>> Featured Artist: Veruca Salt
Still plugging away at those Beatles references*, Veruca Salt released IV last fall, and few of us noticed. It appears the band, which sountracked a small - but notable - part of the post-grunge '90s, is back again for another post-Nina Gordon full-length.
Many didn't like the schizophrenic third album, 2001's Resolver, as much as the Toaster, and we won't fault them for the bad reviews. (Hell, half of us are still reeling from the fact that that little brat actress from the creepy Gene Wilder movie is not in the band after all.)
The album was light on the clever schtick it had pulled off so well with Nina Gordon. And it was probably a bit too heavy on dead-weight numbers, songs that sounded like a band trying to imitate itself.
But a few tracks, namely Louise Post's incredibly honest ballad about losing Dave Grohl, "Imperfectly," the band was as close to greatness as it had ever been.
Which brings us to 2006, five years later and five more years past their prime. And Veruca Salt wants back in. Now on Sympathy for the Record Industry, the band sounds - good god! - like Veruca Salt.
While we're not ready to declare a return to greatness - after all, the sound is still very reminiscent of the 1990s - songs like "So Weird" announce at least a return to form, seemingly both poppy and alive.
While not quite back on the scene (lackluster sales mostly resulting from lackluster promotions), Veruca Salt is far from dead.
* The Beatles' American releases include 1965's VI. Two of VS's other albums, Eight Arms to Hold You (working title of the film Help!) and Resolver (a play on Revolver), are also Beatles allusions.
Oh, thank the Norwegian god above! Sondre Lerche is back. Back, we say. And it's not more of that crooner act he tried on last year.

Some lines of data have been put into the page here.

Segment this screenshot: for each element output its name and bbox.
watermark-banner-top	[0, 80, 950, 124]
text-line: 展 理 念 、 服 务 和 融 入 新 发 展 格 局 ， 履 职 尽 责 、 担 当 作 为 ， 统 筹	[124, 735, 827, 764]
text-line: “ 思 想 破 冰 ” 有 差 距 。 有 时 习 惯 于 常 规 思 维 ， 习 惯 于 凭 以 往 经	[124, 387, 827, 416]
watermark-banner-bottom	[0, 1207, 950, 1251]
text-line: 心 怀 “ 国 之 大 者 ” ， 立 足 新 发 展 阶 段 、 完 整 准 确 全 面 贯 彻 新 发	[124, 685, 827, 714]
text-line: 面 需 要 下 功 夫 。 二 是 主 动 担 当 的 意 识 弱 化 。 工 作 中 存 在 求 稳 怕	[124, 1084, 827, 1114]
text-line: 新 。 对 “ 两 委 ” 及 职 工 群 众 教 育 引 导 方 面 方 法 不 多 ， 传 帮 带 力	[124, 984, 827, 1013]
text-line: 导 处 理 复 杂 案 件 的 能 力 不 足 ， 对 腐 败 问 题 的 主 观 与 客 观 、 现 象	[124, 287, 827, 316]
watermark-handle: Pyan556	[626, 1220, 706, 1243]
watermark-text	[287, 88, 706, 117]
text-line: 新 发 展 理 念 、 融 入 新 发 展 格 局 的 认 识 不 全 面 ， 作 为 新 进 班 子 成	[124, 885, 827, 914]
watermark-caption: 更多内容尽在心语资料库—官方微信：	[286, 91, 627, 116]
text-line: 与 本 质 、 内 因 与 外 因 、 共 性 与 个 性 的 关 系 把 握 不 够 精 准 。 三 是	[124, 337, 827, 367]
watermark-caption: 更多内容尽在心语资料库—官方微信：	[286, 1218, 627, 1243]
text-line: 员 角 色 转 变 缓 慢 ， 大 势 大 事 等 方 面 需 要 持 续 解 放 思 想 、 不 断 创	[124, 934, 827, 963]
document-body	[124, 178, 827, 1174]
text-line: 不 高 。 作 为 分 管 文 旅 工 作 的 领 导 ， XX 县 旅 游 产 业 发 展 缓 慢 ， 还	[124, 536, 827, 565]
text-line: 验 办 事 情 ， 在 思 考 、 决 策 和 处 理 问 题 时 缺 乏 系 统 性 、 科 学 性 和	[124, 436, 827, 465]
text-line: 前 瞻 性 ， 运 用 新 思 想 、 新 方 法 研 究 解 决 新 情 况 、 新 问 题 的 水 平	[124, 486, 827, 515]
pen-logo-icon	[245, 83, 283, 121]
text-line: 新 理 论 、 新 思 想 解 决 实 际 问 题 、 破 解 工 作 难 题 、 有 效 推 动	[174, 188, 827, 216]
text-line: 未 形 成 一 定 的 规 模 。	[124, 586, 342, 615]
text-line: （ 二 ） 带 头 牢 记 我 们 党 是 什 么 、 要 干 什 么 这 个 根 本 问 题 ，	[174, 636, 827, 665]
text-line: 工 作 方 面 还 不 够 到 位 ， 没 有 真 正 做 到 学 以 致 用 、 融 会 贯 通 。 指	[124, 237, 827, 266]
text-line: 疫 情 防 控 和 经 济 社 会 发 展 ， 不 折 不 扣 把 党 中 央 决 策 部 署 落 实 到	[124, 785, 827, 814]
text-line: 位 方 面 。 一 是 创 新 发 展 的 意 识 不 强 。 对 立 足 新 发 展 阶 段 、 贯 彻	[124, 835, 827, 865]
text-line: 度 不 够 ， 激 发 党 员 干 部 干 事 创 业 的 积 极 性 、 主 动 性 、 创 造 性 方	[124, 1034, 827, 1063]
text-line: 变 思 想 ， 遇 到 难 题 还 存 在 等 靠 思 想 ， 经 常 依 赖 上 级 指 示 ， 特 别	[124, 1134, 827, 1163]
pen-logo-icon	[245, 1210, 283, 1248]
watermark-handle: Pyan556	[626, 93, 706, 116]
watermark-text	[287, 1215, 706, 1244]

One more move like that and we'll start mispronouncing your name - the pronunciation of which we still are kind of unclear on**
The biggest surprise about Phantom Punch is that it comes packed with one. That's quite a loud guitar you have there, Sondre. You can hear on songs like "John, Let Me Go" that Lerche hasn't lost one bit of his craftmanship, even though he's rapidly approaching the age of 25. On this album, he has confidently expanded his sound - and here's the important part - without it feeling forced, which is something we can't say for his Duper Sessions release last year.
It's certainly nice to have the Scandinavian back. Leave the crooning to us.

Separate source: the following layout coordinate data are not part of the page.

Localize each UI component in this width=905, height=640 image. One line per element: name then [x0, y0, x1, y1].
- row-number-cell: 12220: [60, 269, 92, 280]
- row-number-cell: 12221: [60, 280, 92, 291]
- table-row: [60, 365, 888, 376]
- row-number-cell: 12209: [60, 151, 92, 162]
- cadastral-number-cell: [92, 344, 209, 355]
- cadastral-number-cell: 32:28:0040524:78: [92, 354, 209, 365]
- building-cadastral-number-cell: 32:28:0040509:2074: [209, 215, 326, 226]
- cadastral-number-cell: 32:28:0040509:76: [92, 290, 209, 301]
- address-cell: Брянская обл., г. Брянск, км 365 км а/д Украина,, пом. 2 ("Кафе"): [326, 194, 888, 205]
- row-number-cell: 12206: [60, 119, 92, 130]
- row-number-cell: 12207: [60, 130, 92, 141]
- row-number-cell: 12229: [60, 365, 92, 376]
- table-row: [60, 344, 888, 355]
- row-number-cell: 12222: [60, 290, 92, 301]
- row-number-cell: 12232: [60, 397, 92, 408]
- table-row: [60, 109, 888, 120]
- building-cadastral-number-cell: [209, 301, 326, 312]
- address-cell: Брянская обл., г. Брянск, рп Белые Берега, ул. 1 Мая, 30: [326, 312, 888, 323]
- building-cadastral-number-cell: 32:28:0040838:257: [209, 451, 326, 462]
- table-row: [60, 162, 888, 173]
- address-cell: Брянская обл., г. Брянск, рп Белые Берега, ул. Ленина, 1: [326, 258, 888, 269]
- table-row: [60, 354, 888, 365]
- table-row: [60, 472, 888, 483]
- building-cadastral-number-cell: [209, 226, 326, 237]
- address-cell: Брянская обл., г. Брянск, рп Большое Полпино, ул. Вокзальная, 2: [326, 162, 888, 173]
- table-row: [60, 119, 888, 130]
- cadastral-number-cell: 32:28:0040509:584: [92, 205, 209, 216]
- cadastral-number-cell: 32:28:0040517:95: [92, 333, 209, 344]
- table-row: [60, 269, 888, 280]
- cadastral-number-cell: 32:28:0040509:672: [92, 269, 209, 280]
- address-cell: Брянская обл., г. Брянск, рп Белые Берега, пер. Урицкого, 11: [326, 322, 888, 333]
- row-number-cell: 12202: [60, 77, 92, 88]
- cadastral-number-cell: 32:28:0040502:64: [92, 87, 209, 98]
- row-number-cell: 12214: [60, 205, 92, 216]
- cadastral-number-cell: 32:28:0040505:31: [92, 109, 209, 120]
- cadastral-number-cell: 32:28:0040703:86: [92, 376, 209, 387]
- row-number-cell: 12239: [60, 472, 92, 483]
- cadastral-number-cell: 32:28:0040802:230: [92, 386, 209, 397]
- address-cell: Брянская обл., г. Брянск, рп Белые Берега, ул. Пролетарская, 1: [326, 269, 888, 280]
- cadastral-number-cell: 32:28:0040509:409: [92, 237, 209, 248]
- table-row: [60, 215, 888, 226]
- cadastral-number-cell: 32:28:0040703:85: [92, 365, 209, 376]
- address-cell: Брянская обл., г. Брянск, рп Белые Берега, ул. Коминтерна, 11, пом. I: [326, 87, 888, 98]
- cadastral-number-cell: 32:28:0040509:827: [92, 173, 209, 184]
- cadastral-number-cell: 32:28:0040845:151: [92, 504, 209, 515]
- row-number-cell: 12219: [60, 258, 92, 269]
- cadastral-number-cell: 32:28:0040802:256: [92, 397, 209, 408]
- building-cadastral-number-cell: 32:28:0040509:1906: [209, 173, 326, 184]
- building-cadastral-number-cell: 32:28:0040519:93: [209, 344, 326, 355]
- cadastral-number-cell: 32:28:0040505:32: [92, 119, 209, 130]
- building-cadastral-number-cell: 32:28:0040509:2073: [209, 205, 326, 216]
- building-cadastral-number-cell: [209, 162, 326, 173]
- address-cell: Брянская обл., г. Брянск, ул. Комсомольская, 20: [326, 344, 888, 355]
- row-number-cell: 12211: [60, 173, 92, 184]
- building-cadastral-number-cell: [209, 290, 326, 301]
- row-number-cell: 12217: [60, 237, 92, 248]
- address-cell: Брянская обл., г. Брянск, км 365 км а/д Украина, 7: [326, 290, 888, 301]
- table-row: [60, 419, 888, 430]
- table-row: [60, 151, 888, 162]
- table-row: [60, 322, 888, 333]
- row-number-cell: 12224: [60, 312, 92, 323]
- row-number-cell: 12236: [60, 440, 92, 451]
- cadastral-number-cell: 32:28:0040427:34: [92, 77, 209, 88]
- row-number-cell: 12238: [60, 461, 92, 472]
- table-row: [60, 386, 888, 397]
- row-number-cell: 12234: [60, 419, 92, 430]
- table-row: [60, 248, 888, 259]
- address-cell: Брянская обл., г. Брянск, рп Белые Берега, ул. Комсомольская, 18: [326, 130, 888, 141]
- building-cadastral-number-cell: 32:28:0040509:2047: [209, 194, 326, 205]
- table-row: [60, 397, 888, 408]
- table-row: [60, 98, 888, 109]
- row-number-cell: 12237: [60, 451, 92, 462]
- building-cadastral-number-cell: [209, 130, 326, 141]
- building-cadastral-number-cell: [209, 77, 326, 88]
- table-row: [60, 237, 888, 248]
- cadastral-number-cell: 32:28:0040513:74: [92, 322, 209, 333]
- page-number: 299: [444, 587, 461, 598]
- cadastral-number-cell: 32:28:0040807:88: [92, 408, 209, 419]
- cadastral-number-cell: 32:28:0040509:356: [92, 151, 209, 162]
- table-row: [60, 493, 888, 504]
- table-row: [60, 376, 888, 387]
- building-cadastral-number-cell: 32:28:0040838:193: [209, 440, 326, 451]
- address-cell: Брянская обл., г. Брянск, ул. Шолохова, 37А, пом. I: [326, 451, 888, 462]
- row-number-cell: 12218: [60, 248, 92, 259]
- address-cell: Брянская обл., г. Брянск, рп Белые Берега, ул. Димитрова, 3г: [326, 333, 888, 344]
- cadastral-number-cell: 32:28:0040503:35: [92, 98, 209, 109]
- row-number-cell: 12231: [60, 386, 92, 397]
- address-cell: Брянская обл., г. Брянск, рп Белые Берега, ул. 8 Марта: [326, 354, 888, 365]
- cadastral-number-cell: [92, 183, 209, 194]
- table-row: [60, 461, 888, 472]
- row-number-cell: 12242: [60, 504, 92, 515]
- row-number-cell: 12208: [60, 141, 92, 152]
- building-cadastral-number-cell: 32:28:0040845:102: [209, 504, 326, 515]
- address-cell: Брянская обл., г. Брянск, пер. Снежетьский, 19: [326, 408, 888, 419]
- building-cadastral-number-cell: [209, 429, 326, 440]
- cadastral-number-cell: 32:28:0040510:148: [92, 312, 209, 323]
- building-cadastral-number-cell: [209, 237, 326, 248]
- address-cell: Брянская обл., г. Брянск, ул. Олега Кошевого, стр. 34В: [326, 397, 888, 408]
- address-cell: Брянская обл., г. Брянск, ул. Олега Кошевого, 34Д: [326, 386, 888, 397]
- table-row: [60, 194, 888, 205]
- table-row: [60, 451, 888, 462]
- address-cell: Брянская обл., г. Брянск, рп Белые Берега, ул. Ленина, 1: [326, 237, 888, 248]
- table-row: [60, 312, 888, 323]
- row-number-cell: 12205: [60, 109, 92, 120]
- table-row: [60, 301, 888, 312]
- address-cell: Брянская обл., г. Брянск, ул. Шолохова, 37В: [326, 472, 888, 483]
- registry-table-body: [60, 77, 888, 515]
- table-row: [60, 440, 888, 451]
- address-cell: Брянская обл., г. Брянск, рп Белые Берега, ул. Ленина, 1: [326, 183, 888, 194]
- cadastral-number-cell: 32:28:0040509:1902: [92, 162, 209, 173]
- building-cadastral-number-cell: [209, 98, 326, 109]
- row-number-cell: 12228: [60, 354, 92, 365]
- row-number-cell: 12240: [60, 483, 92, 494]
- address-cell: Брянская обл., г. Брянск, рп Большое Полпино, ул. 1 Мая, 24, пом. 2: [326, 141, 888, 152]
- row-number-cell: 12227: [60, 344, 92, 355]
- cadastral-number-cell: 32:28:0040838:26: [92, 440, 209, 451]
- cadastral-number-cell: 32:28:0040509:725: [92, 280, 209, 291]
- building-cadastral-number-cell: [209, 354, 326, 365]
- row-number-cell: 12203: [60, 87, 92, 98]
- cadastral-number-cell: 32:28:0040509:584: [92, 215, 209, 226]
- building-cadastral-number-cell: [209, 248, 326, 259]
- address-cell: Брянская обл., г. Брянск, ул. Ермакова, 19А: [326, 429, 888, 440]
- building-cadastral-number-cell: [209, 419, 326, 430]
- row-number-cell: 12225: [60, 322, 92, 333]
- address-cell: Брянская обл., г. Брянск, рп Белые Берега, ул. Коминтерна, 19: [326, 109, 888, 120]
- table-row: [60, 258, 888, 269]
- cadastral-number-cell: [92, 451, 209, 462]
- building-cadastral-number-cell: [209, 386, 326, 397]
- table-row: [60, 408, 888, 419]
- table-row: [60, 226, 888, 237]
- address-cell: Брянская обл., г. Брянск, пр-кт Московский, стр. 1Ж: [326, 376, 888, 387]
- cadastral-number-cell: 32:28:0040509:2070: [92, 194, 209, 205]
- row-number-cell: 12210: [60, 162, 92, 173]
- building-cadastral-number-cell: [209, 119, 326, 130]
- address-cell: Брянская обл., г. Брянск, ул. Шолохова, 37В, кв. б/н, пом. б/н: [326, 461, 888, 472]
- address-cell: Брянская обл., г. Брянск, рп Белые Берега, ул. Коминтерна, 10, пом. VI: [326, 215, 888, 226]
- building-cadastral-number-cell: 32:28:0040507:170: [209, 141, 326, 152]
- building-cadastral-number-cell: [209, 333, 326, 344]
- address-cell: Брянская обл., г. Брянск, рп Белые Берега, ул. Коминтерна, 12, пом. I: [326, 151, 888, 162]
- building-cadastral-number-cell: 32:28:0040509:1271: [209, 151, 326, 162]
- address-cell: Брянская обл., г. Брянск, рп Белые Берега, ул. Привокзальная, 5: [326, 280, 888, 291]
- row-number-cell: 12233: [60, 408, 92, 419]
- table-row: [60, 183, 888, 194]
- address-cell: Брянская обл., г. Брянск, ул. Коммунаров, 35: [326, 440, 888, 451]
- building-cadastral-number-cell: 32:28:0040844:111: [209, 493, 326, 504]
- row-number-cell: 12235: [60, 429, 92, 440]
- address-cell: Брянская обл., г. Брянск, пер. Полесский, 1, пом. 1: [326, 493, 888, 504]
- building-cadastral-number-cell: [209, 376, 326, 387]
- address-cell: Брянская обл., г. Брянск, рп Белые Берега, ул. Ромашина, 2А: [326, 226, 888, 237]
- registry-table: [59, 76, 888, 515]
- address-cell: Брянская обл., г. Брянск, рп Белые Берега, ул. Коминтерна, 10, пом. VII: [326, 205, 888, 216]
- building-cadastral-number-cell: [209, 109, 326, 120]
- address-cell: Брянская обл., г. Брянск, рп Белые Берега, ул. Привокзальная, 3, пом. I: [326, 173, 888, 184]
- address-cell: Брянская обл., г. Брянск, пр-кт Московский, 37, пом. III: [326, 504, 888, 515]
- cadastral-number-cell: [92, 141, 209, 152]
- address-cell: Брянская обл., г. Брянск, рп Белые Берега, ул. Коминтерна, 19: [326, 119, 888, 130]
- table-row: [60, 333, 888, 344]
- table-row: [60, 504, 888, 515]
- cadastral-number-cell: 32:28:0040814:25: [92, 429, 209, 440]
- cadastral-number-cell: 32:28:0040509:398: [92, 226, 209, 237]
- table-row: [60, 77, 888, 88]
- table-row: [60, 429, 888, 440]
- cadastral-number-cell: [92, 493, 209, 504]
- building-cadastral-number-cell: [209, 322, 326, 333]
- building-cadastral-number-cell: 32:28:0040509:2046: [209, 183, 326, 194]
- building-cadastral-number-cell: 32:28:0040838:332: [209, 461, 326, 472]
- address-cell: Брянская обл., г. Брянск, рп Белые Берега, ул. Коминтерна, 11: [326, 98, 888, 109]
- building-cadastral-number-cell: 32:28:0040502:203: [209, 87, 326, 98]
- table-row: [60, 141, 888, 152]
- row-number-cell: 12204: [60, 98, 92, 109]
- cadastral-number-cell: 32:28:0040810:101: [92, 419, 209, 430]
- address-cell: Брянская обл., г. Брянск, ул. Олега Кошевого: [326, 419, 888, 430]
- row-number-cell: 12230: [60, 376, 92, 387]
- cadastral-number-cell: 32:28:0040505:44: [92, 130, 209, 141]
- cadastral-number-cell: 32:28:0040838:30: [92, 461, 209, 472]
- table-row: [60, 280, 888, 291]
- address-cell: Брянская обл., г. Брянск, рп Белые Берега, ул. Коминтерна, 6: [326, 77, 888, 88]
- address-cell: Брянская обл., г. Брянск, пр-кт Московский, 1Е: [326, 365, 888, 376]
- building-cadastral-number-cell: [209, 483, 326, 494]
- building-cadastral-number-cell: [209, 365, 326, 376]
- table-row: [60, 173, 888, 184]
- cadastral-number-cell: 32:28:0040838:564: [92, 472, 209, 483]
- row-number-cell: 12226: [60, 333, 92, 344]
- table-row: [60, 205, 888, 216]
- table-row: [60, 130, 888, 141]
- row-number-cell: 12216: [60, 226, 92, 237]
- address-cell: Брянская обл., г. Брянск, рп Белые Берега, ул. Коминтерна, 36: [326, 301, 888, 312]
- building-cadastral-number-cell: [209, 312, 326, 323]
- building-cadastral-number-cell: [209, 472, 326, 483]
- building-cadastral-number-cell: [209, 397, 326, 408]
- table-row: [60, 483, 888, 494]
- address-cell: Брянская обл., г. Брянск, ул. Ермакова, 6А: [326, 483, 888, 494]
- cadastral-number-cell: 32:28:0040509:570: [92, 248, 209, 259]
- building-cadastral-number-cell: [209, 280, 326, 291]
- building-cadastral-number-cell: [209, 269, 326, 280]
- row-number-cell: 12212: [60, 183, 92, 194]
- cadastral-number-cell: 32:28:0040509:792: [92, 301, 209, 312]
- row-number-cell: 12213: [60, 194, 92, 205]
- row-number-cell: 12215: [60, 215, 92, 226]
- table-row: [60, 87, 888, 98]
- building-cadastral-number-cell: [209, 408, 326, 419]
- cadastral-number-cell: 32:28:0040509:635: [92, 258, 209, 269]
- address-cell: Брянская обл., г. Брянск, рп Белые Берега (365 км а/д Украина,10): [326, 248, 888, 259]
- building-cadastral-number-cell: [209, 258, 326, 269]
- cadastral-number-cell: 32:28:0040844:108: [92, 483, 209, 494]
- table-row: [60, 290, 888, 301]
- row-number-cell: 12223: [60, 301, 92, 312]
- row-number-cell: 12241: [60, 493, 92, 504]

** According to Wikipedia, it's pronounced Sän-drə Lâr-Kĕ. Which we're pretty sure sounds like "SAUN-dre LEHR-keh." His asshole fans on his fan forum (who are so tired of having to answer this question to us folks that they appear to have taken down the past posts about how to pronounce it correctly!) say it's agree or disagree and say it's pronounced "SÅNDRE LÆRKE," with the first "A with a halo" pronounced like the "a" in "always," the "E" pronounced like the "e" in "egg," and the "A-E thing" pronounced like the "a" in "camp." Wow.